Une intégration esthétique pas à pas du sourire est proposée en déposant et remplaçant les anciennes obturations par des composites montés par stratification couplés à une micro-abrasion de l’émail coloré dans le but d’atténuer la visibilité de la fluorose.
L’exérèse carieuse est réalisée minutieusement pour supprimer toutes les colorations susceptibles d’influencer le résultat final.
Pour rester le plus conservateur possible, et en accord avec le patient qui est prévenu de sa persistance visuelle, nous avons décidé de conserver l’angle mésial fissuré de la 11 qui permet la conservation d’une plage d’émail conséquente et qui peut être renforcé par le collage. Une réévaluation pourra toujours être faite a posteriori si besoin était sans remettre en cause les traitements réalisés.
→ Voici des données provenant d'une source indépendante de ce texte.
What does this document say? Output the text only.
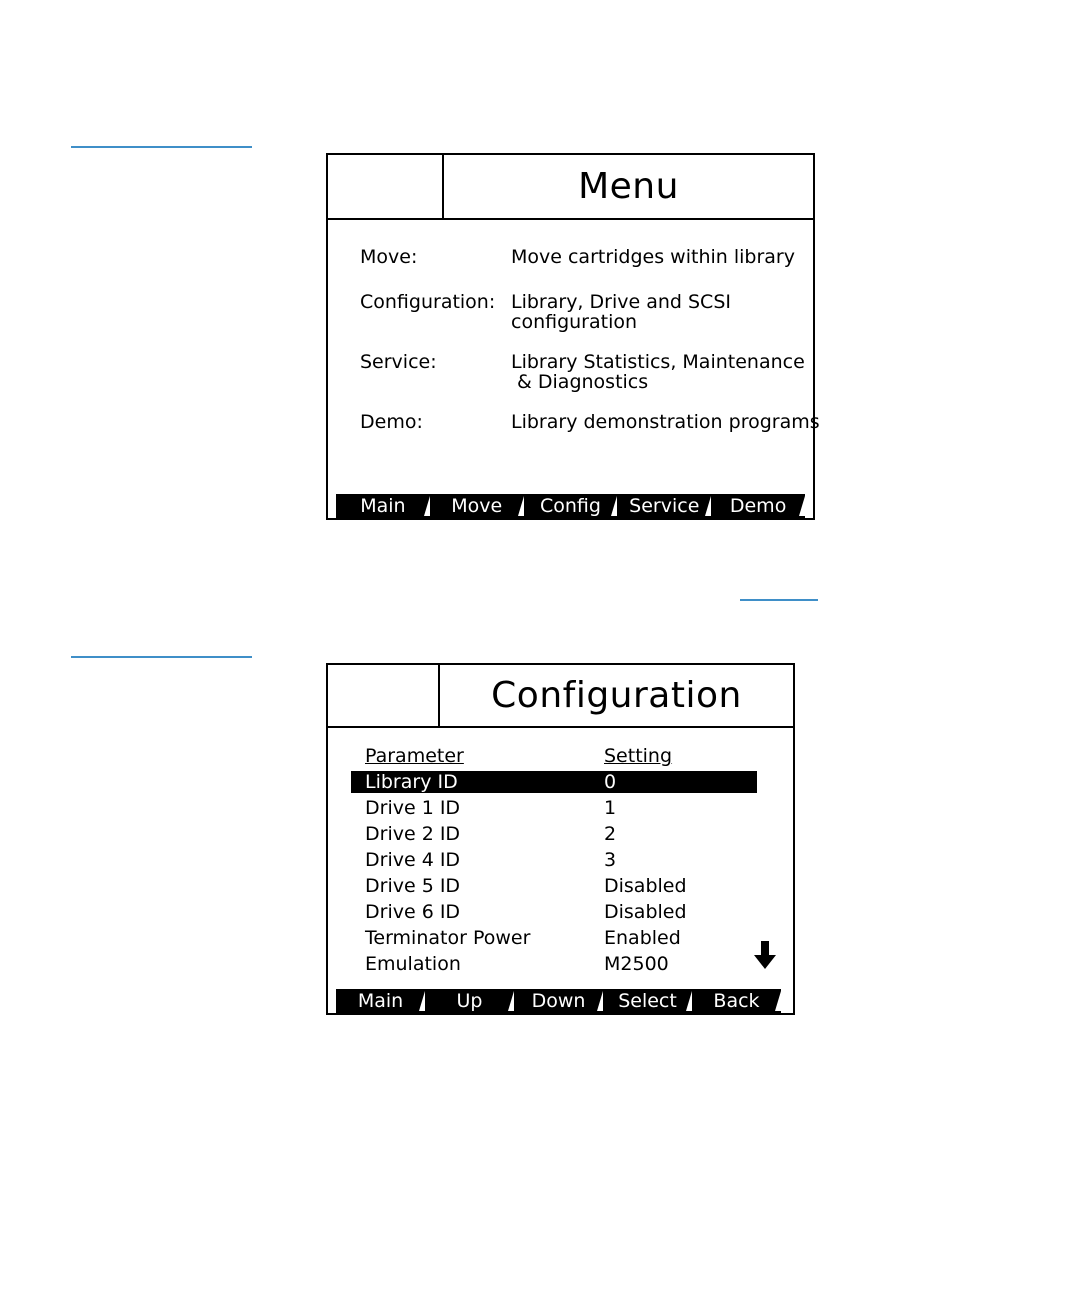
Menu
Move:	Move cartridges within library
Configuration: Library, Drive and SCSI
configuration
Service:	Library Statistics, Maintenance
& Diagnostics
Demo:	Library demonstration programs
Main	Move	Config	Service	Demo
Configuration
Parameter	Setting
Library ID	0
Drive 1 ID	1
Drive 2 ID	2
Drive 4 ID	3
Drive 5 ID	Disabled
Drive 6 ID	Disabled
Terminator Power	Enabled
Emulation	M2500
Main	Up	Down	Select	Back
Nous tentons de diminuer la visibilité des taches blanches opaques de fluorose en réalisant 5 passages d’une brossette imprégnée d’un gel à base d’acide chlorhydrique à 15 % mélangé à des particules de carbure en silicium (Opalustre® Ultradent) pendant 10 secondes sur ces zones. Cette micro-abrasion amélaire élimine une épaisseur de 10 microns à chaque passage et est en général efficace et particulièrement préservatrice dans les cas de dis-colorations superficielles. Elle s’avère toutefois insuffisante dans notre cas pour obtenir une intégration parfaite de ces 2 incisives dans le sourire (Fig. 5 et 6).
Celle-ci fait, en outre, apparaître des porosités de surface indiquant qu’il est inutile d’espérer éliminer la totalité de cette dyschromie blanchâtre avec une abrasion de surface et qu’un recouvrement est nécessaire.
L’option conventionnelle consisterait donc, à ce stade, à prendre une fraise pour éliminer cet émail et le remplacer par un composite. Les inconvénients sont, bien sur, un coût tissulaire important couplé à une restauration adhésive étendue dans une zone particulièrement visible au sourire. C’est la raison pour laquelle nous proposons d’utiliser une technique basée sur l’infiltration résineuse de l’émail (Icon, DMG).
Ce système non invasif utilise le principe de la micro-abrasion à l’acide chlorhydrique pour éliminer la couche superficielle, ouvrir les anfractuosités amélaires et y faire pénétrer une résine liquide peu chargée.
Cette résine comblera la zone et la protègera en empêchant la progression d’une nouvelle lésion et surtout préviendra la cavitation en renforçant la structure amélaire.
Conclusion
La préservation tissulaire dans les secteurs antérieurs présente de nombreux intérêts pour le patient, telles que la prévention carieuse ou la conservation des zones de résistance mécanique de la dent mais elle permet surtout la réalisation de restaurations présentant un rapport coût tissulaire/bénéfice esthétique/coût financier très intéressant pour le patient.
L’infiltration résineuse de l’émail semble être un traitement alternatif ou complémentaire prometteur. Si elle est destinée au traitement des lésions carieuses débutantes, elle apparaît comme un moyen efficace de traiter également des dyschromies ou des porosités de surface. Cette approche directe permet en outre une maintenance aisée et des ré-interventions à minima si nécessaire.